Thursday, May 19, 2011

Thirsty: Blind peer review

But Doktor Snarky,
vee are already fameeliar
with this scholarship! In vact,
we are using it in
our own monograf!
Q. If you sent an article out for blind peer review, and it had the exact same title as a conference talk you had previously given, would you remove that conference talk listing from your faculty web page?

Or would you just not care that your blind peer reviewer could google you in a nanosecond?

A. Go on, reply below.


  1. I would not bother. Blind peer reviewers can often find out who you are by opening up the "Properties" menu in Microsoft Word.

    But then again, I don't worry too much about sabotage. Perhaps my career isn't worth sabotaging...

  2. In my field, it would be very easy to figure out for most of my papers who I am. There just aren't that many people working on certain topics.

    Besides, the conference programs will probably show up independently of my online c.v.

    Changing the title might help, depending on the field.

  3. I suspect there's a pretty good chance the peer reviewer was at the conference and knows your work anyway.

  4. No need to delete it. Proffies don't know how to do this new-fangled "Google" thing. All undergrads know that. It's why we can never catch them when they cut-n-paste from Wikipedia.

  5. According to the silverbacks, "blind" peer review is rarely blind.

  6. "No need to delete it. Proffies don't know how to do this new-fangled "Google" thing. All undergrads know that. It's why we can never catch them when they cut-n-paste from Wikipedia."
    - Dude the Obscure

    If the punishments were more severe, maybe the little shits would do their own work. Start hacking off thumbs and things would change.

  7. Some people, for the sake of full disclosure, add a footnote to the title on the lines of "a first version of this paper was delivered in the Fruitbat Studies International Conference."

  8. FWIW, I'm not the author--I'm the googling peer reviewer. (Only when a piece is particularly stunning or particularly terrible, of course; that's when curiosity gets the best of me.)

  9. I'm pretty sure the Chronicle doesn't mind us just using their graphics.

    Or, they do and I'm being an ass about it.

  10. This is actually a drawing by James Yang that was used in Paradigm magazine, but Yang is a frequent illustrator for the Chronicle.

    I encourage folks - again, please - NOT to use graphics that belong to someone else. RYS and CM have always tried to edit, merge, obscure, futz with any graphics we've used on the sites.

    This graphic is even used without credit.

  11. Well. I'd edit the post to delete the image, but Blogger is broken.

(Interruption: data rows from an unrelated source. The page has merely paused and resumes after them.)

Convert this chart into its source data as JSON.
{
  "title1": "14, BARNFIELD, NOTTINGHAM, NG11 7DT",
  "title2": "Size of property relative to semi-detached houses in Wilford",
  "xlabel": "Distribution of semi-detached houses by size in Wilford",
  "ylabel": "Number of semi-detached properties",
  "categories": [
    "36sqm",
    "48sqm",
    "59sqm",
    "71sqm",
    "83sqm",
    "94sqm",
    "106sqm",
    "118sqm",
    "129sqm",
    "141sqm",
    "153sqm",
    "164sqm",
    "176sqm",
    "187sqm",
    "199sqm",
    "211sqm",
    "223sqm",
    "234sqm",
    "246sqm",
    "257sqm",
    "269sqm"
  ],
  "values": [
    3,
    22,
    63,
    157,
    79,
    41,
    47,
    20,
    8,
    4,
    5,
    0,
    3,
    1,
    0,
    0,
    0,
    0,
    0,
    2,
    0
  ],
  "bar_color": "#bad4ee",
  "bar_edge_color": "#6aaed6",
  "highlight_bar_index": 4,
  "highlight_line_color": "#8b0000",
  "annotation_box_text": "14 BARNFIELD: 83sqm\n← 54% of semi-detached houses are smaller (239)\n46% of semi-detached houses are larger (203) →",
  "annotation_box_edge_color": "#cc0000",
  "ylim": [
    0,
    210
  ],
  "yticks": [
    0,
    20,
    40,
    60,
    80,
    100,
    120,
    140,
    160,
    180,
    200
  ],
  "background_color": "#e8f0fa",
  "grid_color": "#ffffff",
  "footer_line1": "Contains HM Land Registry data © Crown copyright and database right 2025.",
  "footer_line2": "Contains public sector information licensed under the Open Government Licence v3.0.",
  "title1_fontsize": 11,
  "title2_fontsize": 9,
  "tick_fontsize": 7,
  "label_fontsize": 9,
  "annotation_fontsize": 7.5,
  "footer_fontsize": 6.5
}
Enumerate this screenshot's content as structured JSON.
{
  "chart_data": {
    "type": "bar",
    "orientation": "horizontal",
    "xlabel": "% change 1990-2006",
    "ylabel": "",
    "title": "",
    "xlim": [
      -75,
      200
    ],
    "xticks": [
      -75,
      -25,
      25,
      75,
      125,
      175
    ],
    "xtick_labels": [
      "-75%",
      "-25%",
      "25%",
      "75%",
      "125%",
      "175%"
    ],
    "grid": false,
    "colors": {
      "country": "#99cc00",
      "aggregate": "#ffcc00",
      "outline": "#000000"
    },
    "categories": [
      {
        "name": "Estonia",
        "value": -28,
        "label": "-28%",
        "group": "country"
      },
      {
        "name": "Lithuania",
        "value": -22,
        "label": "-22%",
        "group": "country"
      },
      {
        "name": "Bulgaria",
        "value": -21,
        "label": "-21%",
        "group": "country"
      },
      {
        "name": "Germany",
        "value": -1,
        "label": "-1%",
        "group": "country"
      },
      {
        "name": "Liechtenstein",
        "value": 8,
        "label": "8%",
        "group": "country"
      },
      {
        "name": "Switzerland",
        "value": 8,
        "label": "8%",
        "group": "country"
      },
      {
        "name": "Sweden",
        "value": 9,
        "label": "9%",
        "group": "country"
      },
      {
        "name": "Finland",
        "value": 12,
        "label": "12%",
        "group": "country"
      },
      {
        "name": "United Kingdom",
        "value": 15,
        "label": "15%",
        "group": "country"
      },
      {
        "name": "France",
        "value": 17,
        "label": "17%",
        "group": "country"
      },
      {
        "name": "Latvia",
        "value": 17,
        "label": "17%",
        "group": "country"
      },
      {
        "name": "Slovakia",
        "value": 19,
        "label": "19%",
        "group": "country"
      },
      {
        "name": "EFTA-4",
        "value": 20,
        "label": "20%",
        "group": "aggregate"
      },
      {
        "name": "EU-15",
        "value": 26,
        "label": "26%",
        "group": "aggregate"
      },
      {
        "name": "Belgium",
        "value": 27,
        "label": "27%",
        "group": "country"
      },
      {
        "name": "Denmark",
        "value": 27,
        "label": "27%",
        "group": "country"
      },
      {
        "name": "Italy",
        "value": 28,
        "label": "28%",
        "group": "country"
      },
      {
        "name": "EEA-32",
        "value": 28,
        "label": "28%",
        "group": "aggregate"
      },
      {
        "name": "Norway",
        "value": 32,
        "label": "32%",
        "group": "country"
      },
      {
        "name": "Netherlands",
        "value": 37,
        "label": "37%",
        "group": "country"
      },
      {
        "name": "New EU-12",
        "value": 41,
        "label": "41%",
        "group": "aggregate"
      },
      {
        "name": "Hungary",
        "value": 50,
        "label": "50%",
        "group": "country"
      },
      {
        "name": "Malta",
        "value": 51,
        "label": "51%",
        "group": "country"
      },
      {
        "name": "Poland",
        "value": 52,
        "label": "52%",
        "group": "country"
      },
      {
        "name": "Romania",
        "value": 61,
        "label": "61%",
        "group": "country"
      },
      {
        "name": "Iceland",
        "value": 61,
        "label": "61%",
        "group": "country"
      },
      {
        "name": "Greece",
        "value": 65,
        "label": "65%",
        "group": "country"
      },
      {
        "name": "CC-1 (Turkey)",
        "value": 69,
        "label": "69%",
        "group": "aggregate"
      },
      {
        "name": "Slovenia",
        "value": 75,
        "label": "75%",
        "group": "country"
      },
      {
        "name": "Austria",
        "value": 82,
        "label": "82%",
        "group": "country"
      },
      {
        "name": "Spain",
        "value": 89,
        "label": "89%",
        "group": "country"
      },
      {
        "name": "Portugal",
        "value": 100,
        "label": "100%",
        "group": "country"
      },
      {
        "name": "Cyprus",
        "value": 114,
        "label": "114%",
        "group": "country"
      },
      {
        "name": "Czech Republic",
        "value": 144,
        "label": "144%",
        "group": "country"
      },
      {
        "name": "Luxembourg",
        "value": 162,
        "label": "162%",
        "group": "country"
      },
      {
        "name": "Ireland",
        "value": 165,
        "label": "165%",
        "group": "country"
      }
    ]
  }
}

    Fab, if you have an image policy, put it in the Rules of Misery. I'm not a mindreader, and I don't read every post here, but I do respect the rules.

    I mean, seriously.

  12. I'm sorry Snarky. I've commented on the policy several times, but you're right that it is not in the rules. I apologize that I've mentioned it to you poorly. I'm trying to protect the blog, and it's not personal in any way.